The origin of anomalous non-linear microwave absorption in Josephson junction qubits: mysterious nature of two level systems or their dynamic interaction?
Alexander L. Burin

TL;DR
This paper investigates the cause of anomalous microwave absorption in Josephson qubits, challenging the idea of TLS interactions and proposing a power law distribution of TLS dipole moments as an explanation.
Contribution
It demonstrates that TLS dynamic interactions cannot explain the observed loss tangent behavior and introduces a power law distribution model for TLS dipole moments as a novel explanation.
Findings
TLS interactions do not account for the observed loss tangent dependence.
A power law distribution of TLS dipole moments explains the anomalous absorption.

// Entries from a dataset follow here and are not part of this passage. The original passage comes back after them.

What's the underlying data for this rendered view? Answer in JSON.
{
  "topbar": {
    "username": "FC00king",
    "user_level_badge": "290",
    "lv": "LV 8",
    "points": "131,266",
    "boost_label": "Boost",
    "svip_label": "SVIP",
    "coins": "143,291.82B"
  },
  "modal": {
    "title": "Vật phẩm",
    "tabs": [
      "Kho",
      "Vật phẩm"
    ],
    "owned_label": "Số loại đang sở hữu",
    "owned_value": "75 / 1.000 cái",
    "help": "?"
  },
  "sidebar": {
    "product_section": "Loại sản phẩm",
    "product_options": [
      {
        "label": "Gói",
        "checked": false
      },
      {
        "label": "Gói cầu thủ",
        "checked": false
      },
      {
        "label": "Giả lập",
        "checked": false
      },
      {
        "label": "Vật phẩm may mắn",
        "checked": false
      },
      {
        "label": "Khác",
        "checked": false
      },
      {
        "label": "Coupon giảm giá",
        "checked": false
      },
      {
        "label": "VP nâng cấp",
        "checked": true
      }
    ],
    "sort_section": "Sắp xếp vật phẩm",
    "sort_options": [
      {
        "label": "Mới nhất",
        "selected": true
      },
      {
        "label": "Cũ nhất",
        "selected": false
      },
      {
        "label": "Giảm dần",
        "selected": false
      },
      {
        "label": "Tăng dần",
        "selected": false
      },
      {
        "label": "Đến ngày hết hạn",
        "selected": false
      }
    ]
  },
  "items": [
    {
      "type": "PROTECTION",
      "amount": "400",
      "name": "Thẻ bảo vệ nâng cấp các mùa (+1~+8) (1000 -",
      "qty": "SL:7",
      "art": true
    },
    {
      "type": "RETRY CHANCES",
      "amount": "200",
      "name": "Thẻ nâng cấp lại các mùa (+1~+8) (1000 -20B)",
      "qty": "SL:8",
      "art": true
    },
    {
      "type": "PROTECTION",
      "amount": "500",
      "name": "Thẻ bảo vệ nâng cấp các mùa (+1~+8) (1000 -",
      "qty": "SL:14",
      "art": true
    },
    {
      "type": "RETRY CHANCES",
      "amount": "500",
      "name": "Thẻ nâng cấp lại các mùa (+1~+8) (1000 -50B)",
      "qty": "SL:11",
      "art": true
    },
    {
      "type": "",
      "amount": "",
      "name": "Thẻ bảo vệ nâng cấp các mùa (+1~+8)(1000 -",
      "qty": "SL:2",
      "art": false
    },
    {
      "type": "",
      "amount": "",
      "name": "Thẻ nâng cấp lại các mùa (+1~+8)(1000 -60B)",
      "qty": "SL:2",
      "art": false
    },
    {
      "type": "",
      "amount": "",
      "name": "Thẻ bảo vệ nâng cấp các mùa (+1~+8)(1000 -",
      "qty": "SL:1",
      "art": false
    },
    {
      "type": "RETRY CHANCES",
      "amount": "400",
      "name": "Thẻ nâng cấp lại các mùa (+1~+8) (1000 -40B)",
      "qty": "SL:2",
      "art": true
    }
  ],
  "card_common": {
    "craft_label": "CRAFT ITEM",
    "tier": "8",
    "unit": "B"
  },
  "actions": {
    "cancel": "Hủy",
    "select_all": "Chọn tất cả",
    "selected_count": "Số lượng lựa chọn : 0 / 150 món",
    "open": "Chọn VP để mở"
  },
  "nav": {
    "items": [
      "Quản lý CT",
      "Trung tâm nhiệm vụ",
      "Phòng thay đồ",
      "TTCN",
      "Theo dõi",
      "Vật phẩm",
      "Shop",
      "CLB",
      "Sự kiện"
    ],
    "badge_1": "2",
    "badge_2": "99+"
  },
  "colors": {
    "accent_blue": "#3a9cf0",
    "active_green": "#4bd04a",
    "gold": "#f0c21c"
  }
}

The model aligns with recent measurements and theoretical TLS formation models.
Abstract
Quantum two-level systems (TLSs) commonly found at low temperature in amorphous and disordered materials are responsible for decoherence in superconducting Josephson junction qubits particularly because they absorb energy of coherent qubit oscillations in the microwave frequency range. In planar Josephson resonators with oxide interfaces this absorption is characterized by an anomalously weak loss tangent dependence on the field in the non-linear regime that conflicts with the theoretical expectations and the observations in amorphous dielectrics. It was recently suggested that this anomalous absorption is due to TLS dynamic interactions. Here we show that such interactions cannot lead to the observed loss-tangent field dependence and suggest the alternative explanation assuming that TLS dipole moments are distributed according to the specific power law …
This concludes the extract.